RA most significantly affects the joints of the hands, feet and spine. During RA a particular part of the joint structure is targeted by the immune system and undergoes inflammation. This structure is called the synovial membrane, it encases synovial fluid, a liquid which lubricates the movement of joints and prevents unnecessary friction between bones.

This inflammation causes pain, a loss of mobility in affected joints, stiffness, and swelling, all of which are key diagnostic signs of arthritis. While pain and stiffness can be relieved through gentle movement during the early stages of the disease, as it progresses joints can undergo severe deformities which leave them virtually immobile.

At present there is no cure for rheumatoid arthritis, and it remains a disease with serious and long lasting implications for sufferers. The focus is on managing the symptoms of the disease, particularly pain and movement, to preserve quality of life as long as possible. Anti-inflammatory drugs and supportive therapies, including podiatric care, contribute significantly to the management of the disease.

How does rheumatoid arthritis affect the foot?

The foot is actually usually the first part of the body to present with signs of RA, and this is most likely because of its role as your primary weight bearing joint, responsible for carrying your body day in and day out. In some cases however, the disease might not affect the foot for years after RA has been diagnosed.

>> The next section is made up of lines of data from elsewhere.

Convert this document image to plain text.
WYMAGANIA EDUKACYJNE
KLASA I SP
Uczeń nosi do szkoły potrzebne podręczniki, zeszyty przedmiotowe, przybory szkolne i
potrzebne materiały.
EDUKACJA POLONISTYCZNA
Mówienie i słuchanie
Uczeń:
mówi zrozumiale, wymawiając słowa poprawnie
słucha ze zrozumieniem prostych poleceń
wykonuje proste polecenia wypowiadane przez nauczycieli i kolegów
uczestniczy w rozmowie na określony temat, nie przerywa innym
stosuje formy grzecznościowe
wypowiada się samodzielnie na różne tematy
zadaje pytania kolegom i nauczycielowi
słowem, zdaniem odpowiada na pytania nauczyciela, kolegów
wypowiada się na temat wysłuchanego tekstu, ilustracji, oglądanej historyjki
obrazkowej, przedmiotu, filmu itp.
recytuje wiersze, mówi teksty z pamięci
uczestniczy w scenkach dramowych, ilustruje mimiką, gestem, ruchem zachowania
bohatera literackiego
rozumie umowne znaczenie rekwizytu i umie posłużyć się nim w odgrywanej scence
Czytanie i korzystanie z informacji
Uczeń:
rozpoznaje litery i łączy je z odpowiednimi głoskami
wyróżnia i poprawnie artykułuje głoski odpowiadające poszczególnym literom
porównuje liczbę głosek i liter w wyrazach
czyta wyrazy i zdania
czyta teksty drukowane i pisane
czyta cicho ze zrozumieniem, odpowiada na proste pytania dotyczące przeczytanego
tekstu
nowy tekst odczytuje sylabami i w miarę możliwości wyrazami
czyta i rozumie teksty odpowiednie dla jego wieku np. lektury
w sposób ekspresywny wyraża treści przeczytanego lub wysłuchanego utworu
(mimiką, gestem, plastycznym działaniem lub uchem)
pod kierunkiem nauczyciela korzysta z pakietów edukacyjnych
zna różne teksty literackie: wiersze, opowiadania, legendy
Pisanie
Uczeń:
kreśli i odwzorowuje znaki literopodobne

The most common early symptoms of RA in the foot is soreness, swelling, and warmth in the foot, usually lasting anywhere from a few days to substantially longer before subsiding and then returning. These symptoms will worsen as foot joints erode and become unstable, causing pain as the whole structure begins to deform because of these changes.

As you can imagine, this can severely affect a person’s ability to walk, particularly as RA can affect the skin, causing nodules, corns, and calluses to form in response to rubbing and pressure. These need to be treated properly lest they worsen and form ulcers.

How is podiatry involved in the care of rheumatoid arthritis?

Podiatrists are usually involved in the diagnosis and treatment of foot conditions like RA. Podiatrists treating RA don’t work alone, and are in fact a part of your care team which includes physiotherapists, doctors, and nurses.

Treatments provided by podiatrists will vary depending on your individual situation and what your feet need, but typical examples include regular assessments and examinations of the foot. This is important because of the risk of ulceration due to RA as mentioned above. Podiatrists can examine corns and calluses, looking for any signs of ulcer formation and then administering the appropriate treatment.

Podiatrists also provide general nail care which can be difficult for RA sufferers. RA often affects the mobility of the hands as much as, if not more than, the feet, leaving patients unable to effectively address nail care and other issues.

Podiatrists are trained to prepare individualised orthotic supports for patients in need of them. These are usually insoles that are shaped in such a way as to support the foot, limiting pain, extending the range of movement, and ensuring that deformities of the foot don’t alter the way a person walks to a dangerous degree. Orthotics are invaluable tools in the management of many foot conditions, including rheumatoid arthritis.

Podiatrists are also responsible for providing patients with information on how to best preserve their feet when suffering from RA. This is actually a very important part of podiatry as day to day foot care is needed to maintain an arthritic foot and avoid injury.

Podiatric care (also referred to as chiropody) is now provided by most NHS Trusts here in the UK, and free referrals are offered by most of these when a condition begins to impede movement. Podiatric practices are also available privately, although these services are offered at a fee. Remember however, that effective management of RA relies on support from many different disciplines, podiatry is an important element of your care but you should be sure to regularly consult with your doctor about your condition.